I'd been semi-involved in comics for over a decade leading up to writing A CHALLENGE while jumping from one art-related job to another. During that time, I'd witnessed many friends and peers go on to critical and commercial success in the Comics and Animation fields. Their achievements, paired with my relatively stagnant creative life, pushed me to finally focus on turning my fascination with the Bruce Lee/ Wong Jack Man fight into a single long-form story.
A CHALLENGE is my comic book "Hail Mary pass".

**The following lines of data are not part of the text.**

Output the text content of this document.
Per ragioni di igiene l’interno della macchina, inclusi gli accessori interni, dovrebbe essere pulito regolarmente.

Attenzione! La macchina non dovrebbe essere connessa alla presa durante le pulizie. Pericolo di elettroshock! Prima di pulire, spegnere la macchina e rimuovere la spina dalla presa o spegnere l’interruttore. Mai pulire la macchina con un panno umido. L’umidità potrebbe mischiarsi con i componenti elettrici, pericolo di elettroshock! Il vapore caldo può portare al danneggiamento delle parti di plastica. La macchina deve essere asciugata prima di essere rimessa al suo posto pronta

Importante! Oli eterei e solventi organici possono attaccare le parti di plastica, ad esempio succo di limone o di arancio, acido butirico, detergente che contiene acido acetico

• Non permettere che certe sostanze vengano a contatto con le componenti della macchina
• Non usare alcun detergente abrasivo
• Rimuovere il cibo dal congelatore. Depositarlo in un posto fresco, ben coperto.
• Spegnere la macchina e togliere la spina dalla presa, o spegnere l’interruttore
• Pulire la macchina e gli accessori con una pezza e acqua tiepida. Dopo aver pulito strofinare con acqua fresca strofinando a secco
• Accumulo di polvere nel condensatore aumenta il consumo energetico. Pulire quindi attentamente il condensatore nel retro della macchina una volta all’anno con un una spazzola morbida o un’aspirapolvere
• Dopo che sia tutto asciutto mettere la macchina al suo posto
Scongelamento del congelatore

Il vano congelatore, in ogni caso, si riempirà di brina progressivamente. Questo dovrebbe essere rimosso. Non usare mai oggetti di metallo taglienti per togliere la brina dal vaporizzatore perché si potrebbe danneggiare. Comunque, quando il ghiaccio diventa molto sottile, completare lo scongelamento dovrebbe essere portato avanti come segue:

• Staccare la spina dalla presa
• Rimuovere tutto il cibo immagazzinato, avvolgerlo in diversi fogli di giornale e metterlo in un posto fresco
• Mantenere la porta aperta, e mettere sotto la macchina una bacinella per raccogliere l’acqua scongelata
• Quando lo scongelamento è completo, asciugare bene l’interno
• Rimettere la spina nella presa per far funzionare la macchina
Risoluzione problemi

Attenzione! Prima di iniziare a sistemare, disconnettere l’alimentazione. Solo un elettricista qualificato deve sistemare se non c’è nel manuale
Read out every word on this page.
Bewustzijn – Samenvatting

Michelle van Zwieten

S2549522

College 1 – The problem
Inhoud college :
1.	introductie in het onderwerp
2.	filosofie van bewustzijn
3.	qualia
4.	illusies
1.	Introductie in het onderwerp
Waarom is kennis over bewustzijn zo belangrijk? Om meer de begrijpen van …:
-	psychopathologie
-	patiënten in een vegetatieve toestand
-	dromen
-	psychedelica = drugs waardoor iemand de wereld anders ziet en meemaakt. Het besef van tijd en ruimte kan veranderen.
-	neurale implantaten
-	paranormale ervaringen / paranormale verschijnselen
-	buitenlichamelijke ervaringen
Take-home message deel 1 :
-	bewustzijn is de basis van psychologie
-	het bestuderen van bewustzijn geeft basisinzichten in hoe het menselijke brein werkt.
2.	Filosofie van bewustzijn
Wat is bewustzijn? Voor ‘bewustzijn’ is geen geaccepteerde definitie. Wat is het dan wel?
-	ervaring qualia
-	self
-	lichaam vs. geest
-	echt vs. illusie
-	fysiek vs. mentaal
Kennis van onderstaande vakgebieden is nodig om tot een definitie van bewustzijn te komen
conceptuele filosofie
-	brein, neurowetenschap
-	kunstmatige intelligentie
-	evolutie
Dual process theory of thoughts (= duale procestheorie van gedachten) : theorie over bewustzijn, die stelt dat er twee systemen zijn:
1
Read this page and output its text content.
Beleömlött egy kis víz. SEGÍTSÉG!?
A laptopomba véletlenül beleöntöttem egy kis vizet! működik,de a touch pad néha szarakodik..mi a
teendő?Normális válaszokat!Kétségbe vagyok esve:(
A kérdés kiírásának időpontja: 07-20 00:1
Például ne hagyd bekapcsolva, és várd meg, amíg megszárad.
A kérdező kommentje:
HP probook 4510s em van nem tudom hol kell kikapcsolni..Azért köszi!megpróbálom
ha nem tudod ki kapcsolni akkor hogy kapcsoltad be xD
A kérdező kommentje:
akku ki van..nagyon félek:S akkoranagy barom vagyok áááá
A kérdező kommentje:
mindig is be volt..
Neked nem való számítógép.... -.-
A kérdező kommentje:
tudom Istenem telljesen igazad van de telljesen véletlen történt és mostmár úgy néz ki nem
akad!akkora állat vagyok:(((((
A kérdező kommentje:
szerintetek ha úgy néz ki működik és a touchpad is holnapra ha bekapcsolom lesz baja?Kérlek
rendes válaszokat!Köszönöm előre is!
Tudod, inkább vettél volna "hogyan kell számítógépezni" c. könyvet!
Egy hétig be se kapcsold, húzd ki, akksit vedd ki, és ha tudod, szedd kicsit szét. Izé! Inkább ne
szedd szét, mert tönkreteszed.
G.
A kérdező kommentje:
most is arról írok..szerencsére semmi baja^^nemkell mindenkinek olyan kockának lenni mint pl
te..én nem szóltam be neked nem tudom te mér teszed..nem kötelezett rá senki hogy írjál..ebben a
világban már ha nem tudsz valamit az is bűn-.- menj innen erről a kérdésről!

I spent these past four years throwing almost everything I cared about into the book, in willful ignorance of the protocol one takes when selling a project of this scale. Now that it's finished, I'm about to embark on the pitching process and trying my best to bury the notion that I spent all this time and effort on a vanity project. Although I have no regrets about working on A CHALLENGE, I don't think I'll work in this manner for the foreseeable future. To elaborate, here's an anecdote from my late 2010 arrival in Los Angeles.
Derek Kirk Kim cast me as the struggling cartoonist Andy Go in his web series Mythomania, despite my utter lack of acting experience. In Mythomania's Director's Note, Derek wanted the show to explore "the toll the medium's monumental demands at the drawing board can take on a cartoonist's psyche and social life". His script compelled me to bring whatever authenticity I could inject into Andy's character, even though I'd yet to experience Andy's intense level of determination and sacrifice in my own life. At it's best, the process of making comics can be a fruitful collaboration between writers, artists, editors, and others. I chose to make all 224 pages of A CHALLENGE completely on my own: writing, pencilling, inking, lettering, shading/coloring, and without editorial assistance. I could only imagine the toll during my brief time portraying Andy Go, but the years spent on this book have certainly taken their toll on me now.
One way or another, I hope to share this book with a wider audience. Not only do I long to finally hold a physical copy in my hands, but I'd also love to personally hand a copy to my friends and family who helped me through the isolation, and sometimes despair, of this process. I would also be grateful if this gave me the opportunity to work on another book in the near future, preferably with a collaborator. If you made it to end of this rant, or have followed this page at any time since I started posting chapters in August 2014, I extend a righteous fist of gratitude in your direction.
Thanks for reading,
July 25, 2017, all 224 inked pages of A CHALLENGE on my desk in Glendale.